Bu 77 fırsatçıya Yeni Dünya'da, yeni hayatlarında başarılar.. Orada kalsınlar ama sakın geleceğin güzel ve mutlu Türkiyesi'ne de dönmeye kalkmasınlar. Yaz tatillerinde de kaçtıkları, terkettikleri yere dönüp güzelliklerinden yararlanmasınlar.

Bu ülke, onun için fedakârca mücadele verenlerin. Nankörlerin ve beleşçilerin değil!

Simiti lütfen rahat bırakın!
Sağlık Bakanlığı'nın açıkta satılan yiyecekleri yasaklaması olumlu bir karar. Ama bunların arasında simitin de olduğunu görünce korkuya kapıldım.

Ya simiti naylon torbaya filân koymaya kalkarlarsa?

Türkiye'nin "sokak simiti", imajıyla o kadar özdeşleşmiş, o kadar lezzetli ve aynı zamanda ucuz olması dolayısıyla öyle herkes tarafından tercih edilen bir yiyecektir ki onu asla tipik halinden uzaklaştırmamak gerekir.

Bugün şehirlerin birçok semtinde simit cam kutular içinde satılıyor. Satıcılar maşayla tutarak ve kağıda sararak veriyorlar. Bu şekilde satıldığında hijyene aykırı bir durum da olmuyor.

Çoğumuz hergün simit yeriz, çok şükür bugüne kadar simitten hastalanan kimseyi duymadık.

Bakanlık lütfen hijyenik şartların fırınlarda sağlanmasını kontrol etsin ama simitimizi poşete koymasın!

Özel okullar neden başarısız kaldı?
Birkaç hafta önce, henüz ÖSYM sonuçları belli olmadan, özel okullarla ilgili, birkaç gün üstüste yazdığım yazılarda bu okulların eğitim sistemini eleştirmiş, öğrenciyi tümüyle özel öğretmene yönlendiren, sonunda da başarısını sahiplenen bir sistem geliştirdiler demiştim.

ÖSYM sonuçları, üniversite giriş sınavında en yüksek puanları devlet okullarından mezun olan memur ve işçi çocuklarının aldığını gösterdi. Onlarla gurur duyuyoruz ama acaba özel okullar bu tablodan kendilerine ne pay çıkardılar diye de merak ediyoruz.

Özel kolejler; askeri liselerin, Anadolu Liselerinin, öğretmen okulları ve güzel sanatlar liselerinin gerisinde kaldı.

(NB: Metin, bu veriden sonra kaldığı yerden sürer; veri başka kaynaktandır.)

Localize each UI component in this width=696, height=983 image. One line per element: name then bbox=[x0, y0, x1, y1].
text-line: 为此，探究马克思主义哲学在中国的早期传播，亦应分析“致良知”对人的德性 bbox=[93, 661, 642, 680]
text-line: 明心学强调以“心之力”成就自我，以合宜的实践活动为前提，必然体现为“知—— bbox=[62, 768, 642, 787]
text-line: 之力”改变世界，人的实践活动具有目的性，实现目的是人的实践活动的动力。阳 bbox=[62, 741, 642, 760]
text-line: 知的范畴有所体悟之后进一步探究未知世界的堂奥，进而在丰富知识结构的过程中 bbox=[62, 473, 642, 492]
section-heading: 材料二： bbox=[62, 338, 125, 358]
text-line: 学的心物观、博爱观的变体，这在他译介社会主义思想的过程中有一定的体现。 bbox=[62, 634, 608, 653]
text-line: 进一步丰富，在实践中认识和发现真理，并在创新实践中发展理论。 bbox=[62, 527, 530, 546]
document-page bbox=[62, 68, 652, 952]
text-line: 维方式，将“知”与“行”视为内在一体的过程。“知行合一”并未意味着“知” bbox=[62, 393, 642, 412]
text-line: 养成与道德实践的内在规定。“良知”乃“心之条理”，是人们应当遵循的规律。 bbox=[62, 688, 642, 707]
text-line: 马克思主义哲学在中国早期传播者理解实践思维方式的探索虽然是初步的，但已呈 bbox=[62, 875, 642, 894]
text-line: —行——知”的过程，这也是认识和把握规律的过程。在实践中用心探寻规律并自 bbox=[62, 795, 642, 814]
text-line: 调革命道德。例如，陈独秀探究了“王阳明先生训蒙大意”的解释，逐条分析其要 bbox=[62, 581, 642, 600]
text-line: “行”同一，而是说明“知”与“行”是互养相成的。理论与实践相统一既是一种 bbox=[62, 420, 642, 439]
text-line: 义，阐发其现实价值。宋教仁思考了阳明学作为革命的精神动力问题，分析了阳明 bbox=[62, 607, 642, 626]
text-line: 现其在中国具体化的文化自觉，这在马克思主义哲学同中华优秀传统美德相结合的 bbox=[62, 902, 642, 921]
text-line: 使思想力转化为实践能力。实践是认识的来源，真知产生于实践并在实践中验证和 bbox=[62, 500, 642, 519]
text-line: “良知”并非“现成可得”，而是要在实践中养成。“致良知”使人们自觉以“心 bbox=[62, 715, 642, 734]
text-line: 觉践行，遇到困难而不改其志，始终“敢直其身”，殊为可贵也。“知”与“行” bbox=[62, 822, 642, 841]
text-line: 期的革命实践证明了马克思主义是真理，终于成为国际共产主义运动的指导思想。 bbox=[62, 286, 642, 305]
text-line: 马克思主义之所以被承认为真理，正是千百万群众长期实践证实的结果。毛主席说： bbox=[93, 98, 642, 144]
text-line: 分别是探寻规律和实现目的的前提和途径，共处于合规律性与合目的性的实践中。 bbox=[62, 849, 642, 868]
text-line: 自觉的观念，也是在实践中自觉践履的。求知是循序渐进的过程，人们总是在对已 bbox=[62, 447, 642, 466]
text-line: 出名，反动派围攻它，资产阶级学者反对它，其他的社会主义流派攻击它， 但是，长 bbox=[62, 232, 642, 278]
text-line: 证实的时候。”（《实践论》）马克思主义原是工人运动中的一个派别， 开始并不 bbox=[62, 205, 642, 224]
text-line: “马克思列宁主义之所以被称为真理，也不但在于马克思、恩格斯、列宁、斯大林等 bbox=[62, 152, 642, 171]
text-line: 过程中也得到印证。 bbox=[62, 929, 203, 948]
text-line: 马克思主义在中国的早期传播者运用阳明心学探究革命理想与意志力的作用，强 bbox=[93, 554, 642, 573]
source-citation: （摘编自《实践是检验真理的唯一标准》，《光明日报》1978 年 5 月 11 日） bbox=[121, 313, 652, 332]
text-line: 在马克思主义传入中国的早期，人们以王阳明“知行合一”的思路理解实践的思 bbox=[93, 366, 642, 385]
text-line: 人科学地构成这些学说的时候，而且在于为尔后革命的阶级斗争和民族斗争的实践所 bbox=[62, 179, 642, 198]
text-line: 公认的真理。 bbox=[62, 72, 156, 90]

Nedeni gayet açık.. Yukardaki tüm okullarda okuyan öğrenciler kendilerinin çalışması, gayret göstermesi gerektiğinin bilincindeler. Bu okullarda ders, derste öğreniliyor. Evde tekrarlanıyor. Özel okulda ise durum şöyle:

Çocuğunu özel okula gönderen aileler ilk günden, her derse özel bir öğretmen tutma ve evde ayrı bir okul açma alışkanlığı edinmiş durumda. Özel okullar bunu bilmenin rehaveti içinde öğrenciye okulda öğrenme alışkanlığını vermiyor. Öğrenci ise "Nasıl olsa evdeki hocadan öğrenirim" düşüncesiyle ders dinlemiyor ve çalışmıyor.

Sonuçta ders dinleme ve çalışma alışkanlığı edinmeyen öğrenciler hepimizin gördüğü gibi "çuvallıyor"..

Yılda 8-10 milyarı alan ve parasız devlet okulu kadar başarılı olamayan özel okulları kim rehabilite edecek ve buna hemen başlayacak bilmek istiyoruz!